05. Prompt Chaining Patterns
Simple prompting treats each request as independent. Prompt chaining sequences prompts where each step's output becomes the input to the next step. This enables workflows that no single prompt could perform reliably.
A canonical chain pattern: generation → evaluation → revision. The first prompt generates content, the second evaluates it against criteria, the third revises based on evaluation feedback. This decomposes the "generate good content" task into specialized subtasks, each with clearer success criteria than the undifferentiated original.
Another pattern: decomposition → parallel solving → aggregation. The first prompt identifies subtasks, subsequent prompts solve subtasks in parallel, and a final prompt aggregates results. This exploits parallelism where generation from independent inputs can happen simultaneously.
The critical design decision: where to split the chain? Splitting at the wrong boundary creates brittle dependencies. If step 2 assumes a specific output format from step 1, any variation in step 1's output breaks step 2. reliable chains build format expectations into each step or include format normalization between steps.
from dataclasses import dataclass
from typing import Optional
import json
import ollama
@dataclass
class ChainStep:
step_id: str
prompt_template: str
input_keys: list[str]
output_key: str
class PromptChain:
def __init__(self):
self.steps: list[ChainStep] = []
self.state: dict = {}
def add_step(self, step: ChainStep):
self.steps.append(step)
def execute(self, initial_inputs: dict) -> dict:
"""Execute the full chain from initial inputs."""
self.state = initial_inputs.copy()
for step in self.steps:
# Render prompt with current state
rendered = step.prompt_template
for key in step.input_keys:
value = self.state.get(key, "")
rendered = rendered.replace(f"{{{key}}}", str(value))
# Execute with retry logic
response = None
for attempt in range(3):
result = ollama.generate(
model='llama3.2',
prompt=rendered,
options={'temperature': 0.3}
)
# Basic success check (customize per use case)
if len(result['response']) > 10:
response = result['response']
break
if response is None:
raise RuntimeError(f"Step {step.step_id} failed after retries")

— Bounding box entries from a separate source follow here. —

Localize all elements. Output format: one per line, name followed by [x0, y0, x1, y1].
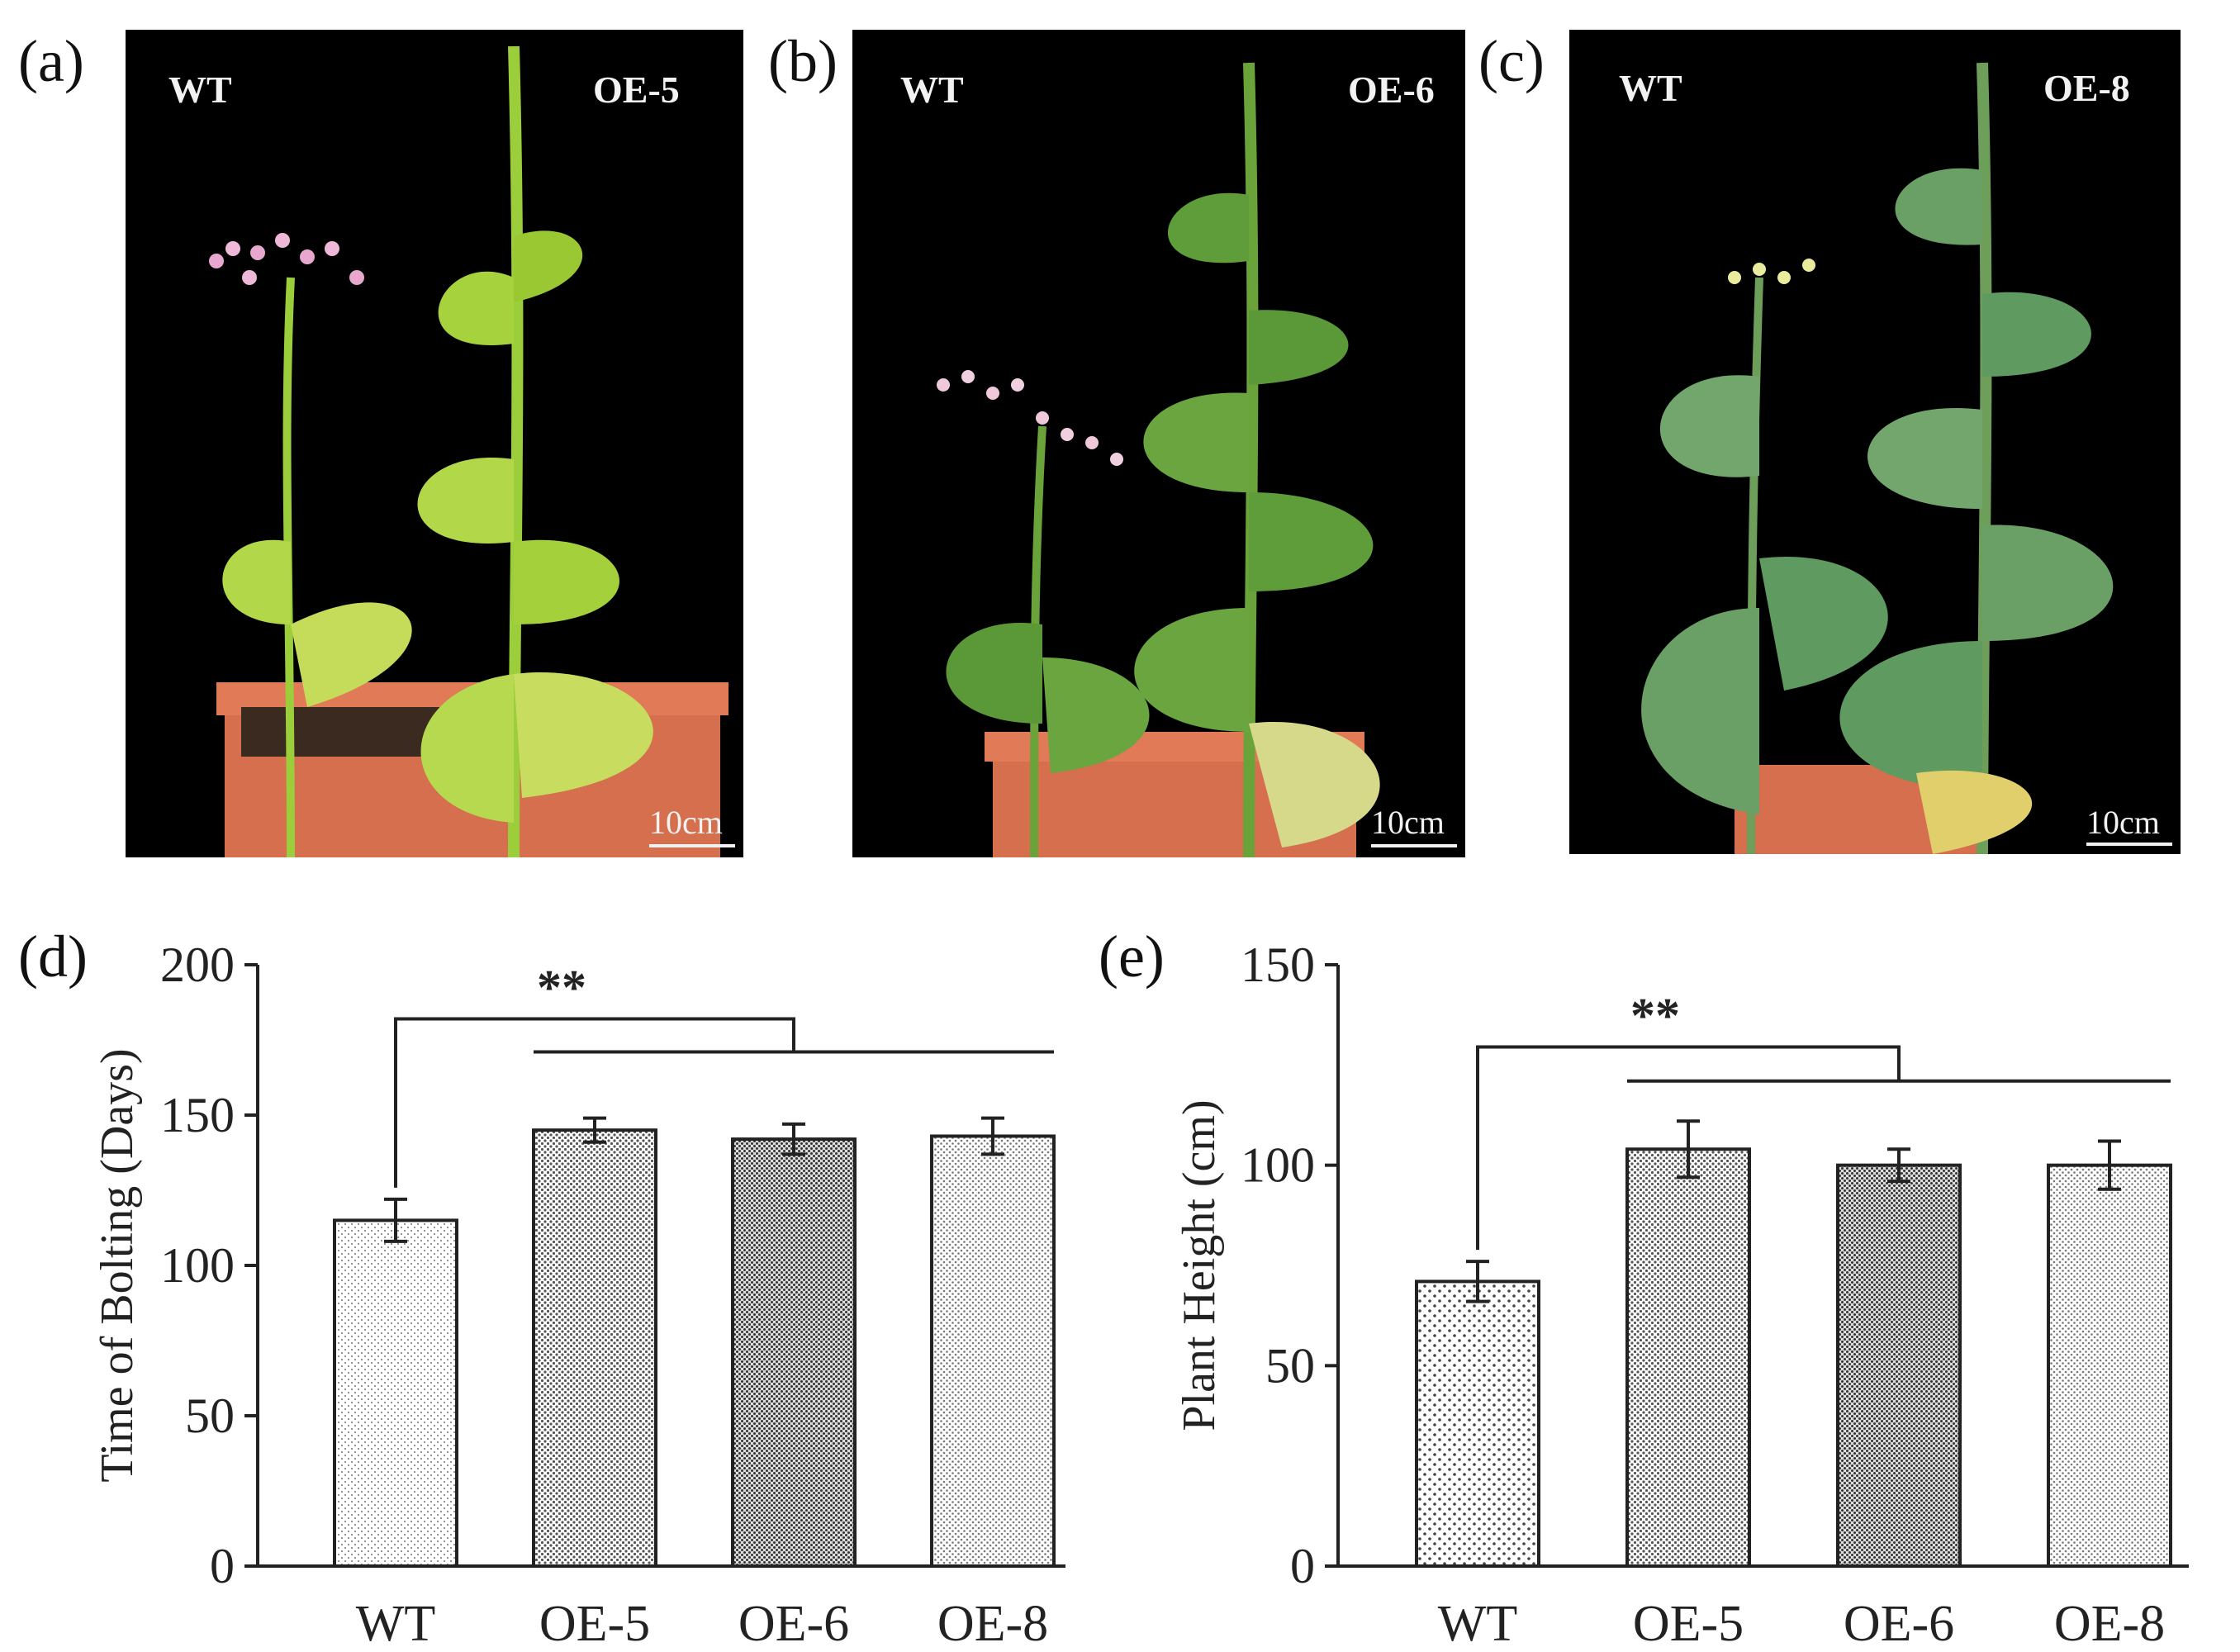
scale-bar: [2086, 843, 2172, 846]
bar: [2047, 1163, 2172, 1568]
photo-tag-oe5: OE-5: [593, 69, 680, 111]
y-tick-label: 150: [1241, 938, 1315, 992]
x-tick-label: OE-8: [937, 1596, 1048, 1652]
bar: [1625, 1147, 1751, 1568]
panel-label-e: (e): [1099, 923, 1165, 990]
panel-label-c: (c): [1478, 28, 1545, 94]
y-tick-label: 0: [1290, 1539, 1315, 1593]
y-tick-label: 50: [185, 1389, 235, 1443]
plant-illustration-a: [209, 45, 728, 857]
y-tick-label: 100: [160, 1238, 235, 1293]
x-tick-label: OE-6: [1844, 1596, 1954, 1652]
photo-panel-b: WT OE-6 10cm: [852, 30, 1465, 857]
bar: [930, 1134, 1056, 1568]
x-tick-label: WT: [356, 1596, 435, 1652]
photo-tag-wt: WT: [168, 69, 232, 111]
y-tick-label: 150: [160, 1088, 235, 1142]
bar: [1836, 1163, 1962, 1568]
y-tick-label: 100: [1241, 1138, 1315, 1193]
scale-bar: [649, 844, 735, 847]
photo-tag-wt: WT: [1619, 67, 1682, 109]
bar: [333, 1218, 458, 1569]
photo-tag-oe6: OE-6: [1348, 69, 1435, 111]
chart-d: 0 50 100 150 200 Time of Bolting (Days) WT OE-5…: [92, 938, 1065, 1652]
scale-label: 10cm: [649, 804, 723, 841]
plant-illustration-c: [1641, 62, 2114, 854]
significance-bracket: [394, 1017, 795, 1188]
significance-label: **: [537, 961, 586, 1015]
photo-tag-wt: WT: [900, 69, 964, 111]
x-tick-label: OE-5: [1633, 1596, 1744, 1652]
y-tick-label: 0: [210, 1539, 235, 1593]
bar: [1415, 1279, 1540, 1568]
panel-label-b: (b): [768, 28, 838, 94]
panel-label-a: (a): [18, 28, 84, 94]
photo-tag-oe8: OE-8: [2043, 67, 2130, 109]
x-tick-label: OE-8: [2054, 1596, 2165, 1652]
x-tick-label: OE-6: [738, 1596, 849, 1652]
plant-illustration-b: [937, 62, 1380, 857]
scale-bar: [1371, 844, 1457, 847]
x-tick-label: WT: [1438, 1596, 1517, 1652]
y-tick-label: 200: [160, 938, 235, 992]
panel-label-d: (d): [18, 923, 88, 990]
x-tick-label: OE-5: [539, 1596, 650, 1652]
significance-label: **: [1630, 988, 1680, 1042]
scale-label: 10cm: [1371, 804, 1445, 841]
y-axis-label: Time of Bolting (Days): [92, 1048, 143, 1482]
y-tick-label: 50: [1265, 1338, 1315, 1393]
chart-d-svg: 0 50 100 150 200 Time of Bolting (Days) WT OE-5…: [92, 938, 1065, 1652]
photo-panel-a: WT OE-5 10cm: [126, 30, 743, 857]
significance-bracket: [1476, 1045, 1901, 1251]
scale-label: 10cm: [2086, 804, 2160, 841]
photo-panel-c: WT OE-8 10cm: [1569, 30, 2181, 854]
y-axis-label: Plant Height (cm): [1174, 1099, 1225, 1431]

self.state[step.output_key] = response
return self.state
# Example: Article improvement chain
article_analysis = ChainStep(
step_id="analyze",
prompt_template="""Analyze this article for these specific issues:
1. Logical inconsistencies
2. Unsupported claims
3. Weak transitions between paragraphs
Article: {article_text}
Return JSON with keys: 'issues' (list of issue descriptions), 'overall_quality' (score 1-10).""",
input_keys=["article_text"],
output_key="analysis"
)
revision_guidance = ChainStep(
step_id="revision_plan",
prompt_template="""Based on the analysis, provide specific revision instructions.
Analysis: {analysis}
Original article: {article_text}
Revise the article to address each identified issue.
Output: {issues}
Return JSON with 'revision_steps' (ordered list of changes to make).""",
input_keys=["analysis", "article_text", "issues"],
output_key="revision_plan"
)
revision_execution = ChainStep(
step_id="revise",
prompt_template="""Revise this article following these specific steps.
Original: {article_text}
Revision plan: {revision_plan}
Return the complete revised article.""",
input_keys=["article_text", "revision_plan"],
output_key="revised_article"
)
# The chain self-documents its own structure
chain = PromptChain()
chain.add_step(article_analysis)
chain.add_step(revision_guidance)
chain.add_step(revision_execution)
# Execute
result = chain.execute({
"article_text": open("draft_article.txt").read()
})
print(result['revised_article'])
This example shows key patterns: each step is explicit about its inputs, intermediate state is stored for debugging, and format expectations are embedded in the prompt structure. The JSON output requirement creates a contract between steps that is easier to validate than unstructured text.
Common failures in chaining:
Context overflow: Each step adds to context length. After 4-5 steps in a long conversation, the model's context window fills with accumulated prompts and responses. Chains must include truncation or summarization steps for long workflows.
Error propagation: A weak output from step N degrades step N+1. Chaining without intermediate validation means errors compound. High-stakes chains should include verification steps that can trigger retry or escalation.
Oversplitting: Splitting into too many tiny steps creates excessive API calls and latency, plus makes debugging harder. The art is finding steps large enough to be meaningful but small enough to have clear success criteria.
Identify a multi-step task you currently perform with a single prompt. Decompose it into 2-3 steps with intermediate artifacts. Implement the chain and compare output quality and consistency to the single-prompt approach. The comparison should include both qualitative review and quantitative success metrics.